1. CONFIDENTIALITY OF AND WITHIN ARBITRATION
Confidentiality has essentially two facets in relation to arbitration.
These can be referred to respectively as confidentiality “of” arbitration
and confidentiality “within” arbitration. The former—which could also
be termed “outbound confidentiality”—has to do with the nondisclosure
to third parties not involved in the arbitration of
information relating to the arbitration, including the existence of the
arbitral process itself and facts, evidence, arguments, documents and
other information pertaining to the process.1 In this scenario the issue
is not the sharing of information amongst the participants to the
arbitration, and particularly the parties, but preventing the information
from becoming available to parties beyond the confines of the
arbitration, including competitors and the media.

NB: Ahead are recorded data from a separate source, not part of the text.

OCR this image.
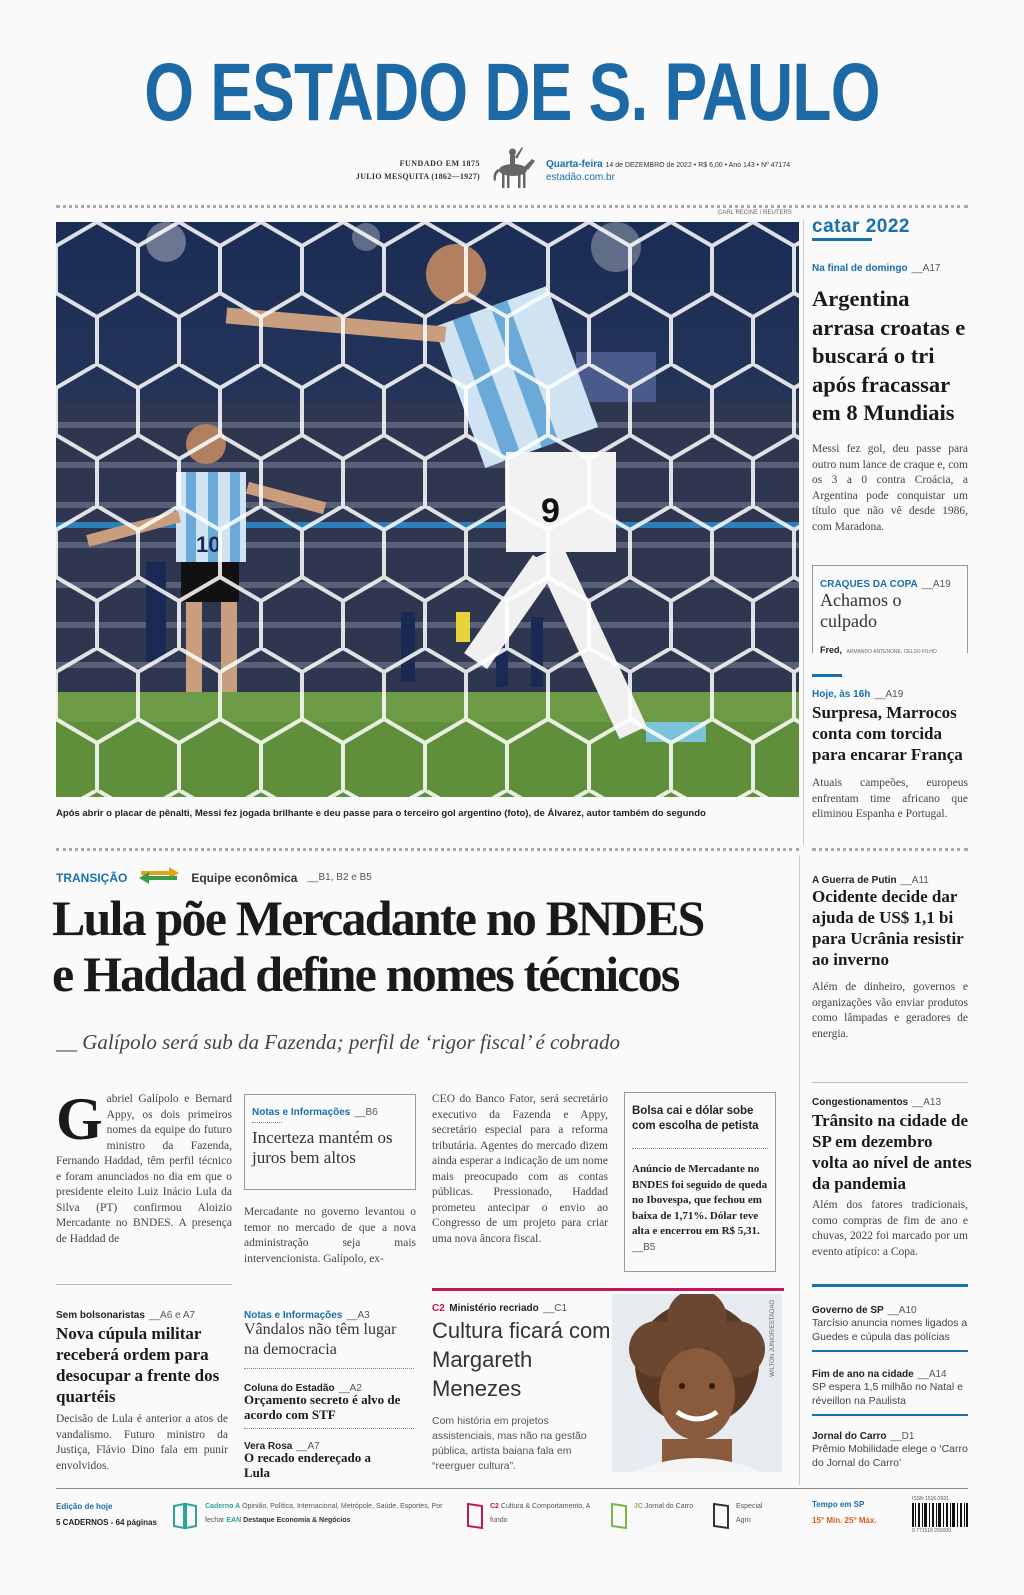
O ESTADO DE S. PAULO
FUNDADO EM 1875
JULIO MESQUITA (1862—1927)
Quarta-feira 14 de DEZEMBRO de 2022 • R$ 6,00 • Ano 143 • Nº 47174
estadão.com.br
CARL RECINE / REUTERS
Após abrir o placar de pênalti, Messi fez jogada brilhante e deu passe para o terceiro gol argentino (foto), de Álvarez, autor também do segundo
catar 2022
Na final de domingo __A17
Argentina arrasa croatas e buscará o tri após fracassar em 8 Mundiais
Messi fez gol, deu passe para outro num lance de craque e, com os 3 a 0 contra Croácia, a Argentina pode conquistar um título que não vê desde 1986, com Maradona.
CRAQUES DA COPA __A19
Achamos o culpado
Fred, ARMANDO ANTENORE, CELSO FILHO
Hoje, às 16h __A19
Surpresa, Marrocos conta com torcida para encarar França
Atuais campeões, europeus enfrentam time africano que eliminou Espanha e Portugal.
TRANSIÇÃO	Equipe econômica __B1, B2 e B5
Lula põe Mercadante no BNDES
e Haddad define nomes técnicos
__ Galípolo será sub da Fazenda; perfil de ‘rigor fiscal’ é cobrado
G abriel Galípolo e Bernard Appy, os dois primeiros nomes da equipe do futuro ministro da Fazenda, Fernando Haddad, têm perfil técnico e foram anunciados no dia em que o presidente eleito Luiz Inácio Lula da Silva (PT) confirmou Aloizio Mercadante no BNDES. A presença de Haddad de
Notas e Informações __B6
Incerteza mantém os juros bem altos
Mercadante no governo levantou o temor no mercado de que a nova administração seja mais intervencionista. Galípolo, ex-
CEO do Banco Fator, será secretário executivo da Fazenda e Appy, secretário especial para a reforma tributária. Agentes do mercado dizem ainda esperar a indicação de um nome mais preocupado com as contas públicas. Pressionado, Haddad prometeu antecipar o envio ao Congresso de um projeto para criar uma nova âncora fiscal.
Bolsa cai e dólar sobe com escolha de petista
Anúncio de Mercadante no BNDES foi seguido de queda no Ibovespa, que fechou em baixa de 1,71%. Dólar teve alta e encerrou em R$ 5,31. __B5
A Guerra de Putin __A11
Ocidente decide dar ajuda de US$ 1,1 bi para Ucrânia resistir ao inverno
Além de dinheiro, governos e organizações vão enviar produtos como lâmpadas e geradores de energia.
Congestionamentos __A13
Trânsito na cidade de SP em dezembro volta ao nível de antes da pandemia
Além dos fatores tradicionais, como compras de fim de ano e chuvas, 2022 foi marcado por um evento atípico: a Copa.
Sem bolsonaristas __A6 e A7
Nova cúpula militar receberá ordem para desocupar a frente dos quartéis
Decisão de Lula é anterior a atos de vandalismo. Futuro ministro da Justiça, Flávio Dino fala em punir envolvidos.
Notas e Informações __A3
Vândalos não têm lugar na democracia
Coluna do Estadão __A2
Orçamento secreto é alvo de acordo com STF
Vera Rosa __A7
O recado endereçado a Lula
C2 Ministério recriado __C1
Cultura ficará com Margareth Menezes
Com história em projetos assistenciais, mas não na gestão pública, artista baiana fala em “reerguer cultura”.
WILTON JUNIOR/ESTADÃO	Governo de SP __A10
Tarcísio anuncia nomes ligados a Guedes e cúpula das polícias
Fim de ano na cidade __A14
SP espera 1,5 milhão no Natal e réveillon na Paulista
Jornal do Carro __D1
Prêmio Mobilidade elege o ‘Carro do Jornal do Carro’
Edição de hoje
5 CADERNOS - 64 páginas
Caderno A Opinião, Política, Internacional, Metrópole, Saúde, Esportes, Por fechar EAN Destaque Economia & Negócios
C2 Cultura & Comportamento, A fundo
JC Jornal do Carro	Especial
Agro
Tempo em SP
15° Mín. 25° Máx.
ISSN 1516-2931
9 771516 293009
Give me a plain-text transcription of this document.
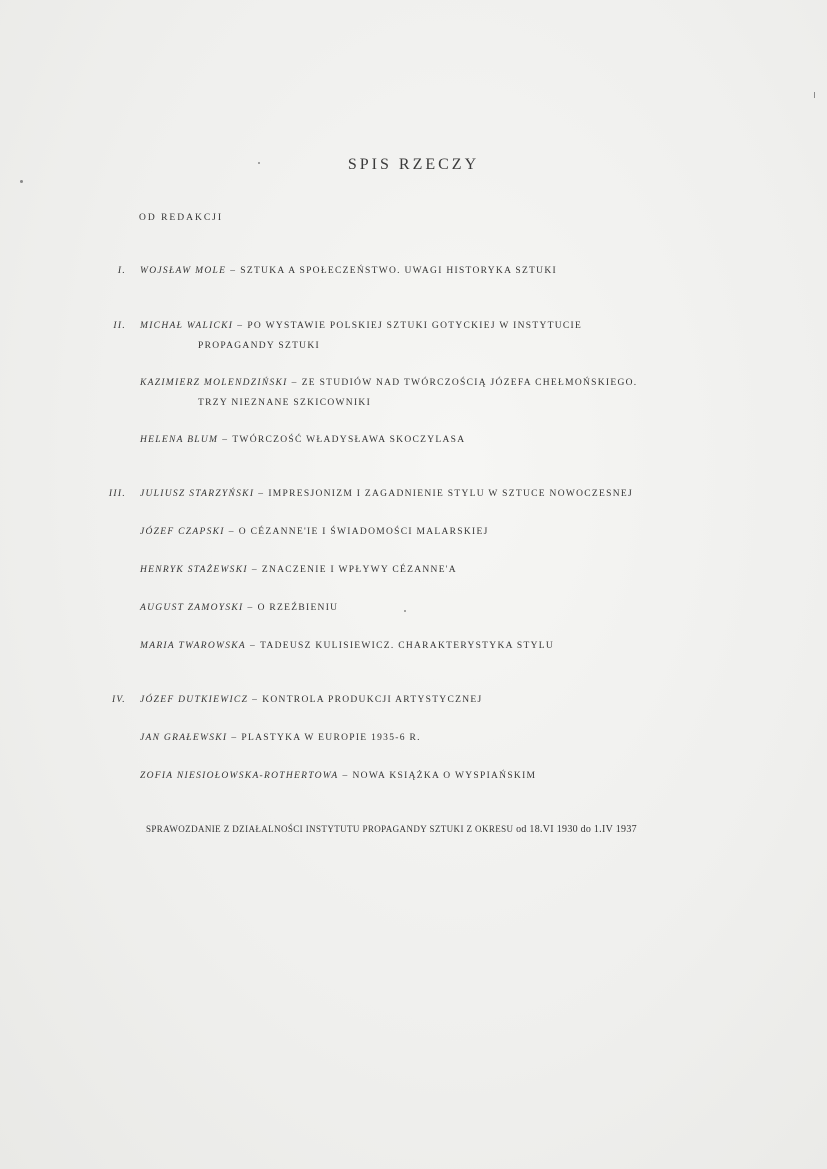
SPIS RZECZY
OD REDAKCJI
I. WOJSŁAW MOLE – SZTUKA A SPOŁECZEŃSTWO. UWAGI HISTORYKA SZTUKI
II. MICHAŁ WALICKI – PO WYSTAWIE POLSKIEJ SZTUKI GOTYCKIEJ W INSTYTUCIE
PROPAGANDY SZTUKI
KAZIMIERZ MOLENDZIŃSKI – ZE STUDIÓW NAD TWÓRCZOŚCIĄ JÓZEFA CHEŁMOŃSKIEGO.
TRZY NIEZNANE SZKICOWNIKI
HELENA BLUM – TWÓRCZOŚĆ WŁADYSŁAWA SKOCZYLASA
III. JULIUSZ STARZYŃSKI – IMPRESJONIZM I ZAGADNIENIE STYLU W SZTUCE NOWOCZESNEJ
JÓZEF CZAPSKI – O CÉZANNE'IE I ŚWIADOMOŚCI MALARSKIEJ
HENRYK STAŻEWSKI – ZNACZENIE I WPŁYWY CÉZANNE'A
AUGUST ZAMOYSKI – O RZEŹBIENIU
MARIA TWAROWSKA – TADEUSZ KULISIEWICZ. CHARAKTERYSTYKA STYLU
IV. JÓZEF DUTKIEWICZ – KONTROLA PRODUKCJI ARTYSTYCZNEJ
JAN GRAŁEWSKI – PLASTYKA W EUROPIE 1935-6 R.
ZOFIA NIESIOŁOWSKA-ROTHERTOWA – NOWA KSIĄŻKA O WYSPIAŃSKIM
SPRAWOZDANIE Z DZIAŁALNOŚCI INSTYTUTU PROPAGANDY SZTUKI Z OKRESU od 18.VI 1930 do 1.IV 1937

The second facet of confidentiality could be termed “inbound
confidentiality”. It relates to the introduction into—and to the
treatment within—the arbitral process of information that is external to
the arbitration and that is or is assumed to be pertinent to the outcome
of the process, but that according to a party cannot or must not be
disclosed to the other participants in the arbitration. The grounds for
the allegation of confidentiality normally relate to the nature of the
information and are often unrelated to the arbitral process itself.
The present contribution intends to address this second facet of
confidentiality. It will do so exclusively from the standpoint of the
arbitrators. Some of the issues of confidentiality analyzed here also
may be relevant for other participants in the arbitration, foremost
amongst which counsel, whose professional and other obligations may
come into play according to the circumstances.
2. NATURE AND GROUNDS OF PLEAS OF CONFIDENTIALITY
Issues relating to the type of confidentiality considered here arise
most often in the evidence-gathering phase of arbitral proceedings.
Confidentiality is routinely raised as an objection to requests for
document disclosure; it can also be raised for example in relation to
requests to examine fact or expert witnesses or even to inspect sites or
things. While usually invoked by the party resisting the introduction of
the information into the arbitration, confidentiality can also be invoked
by the party seeking to rely on the allegedly confidential information,
as well as by a third party, such as a witness or expert.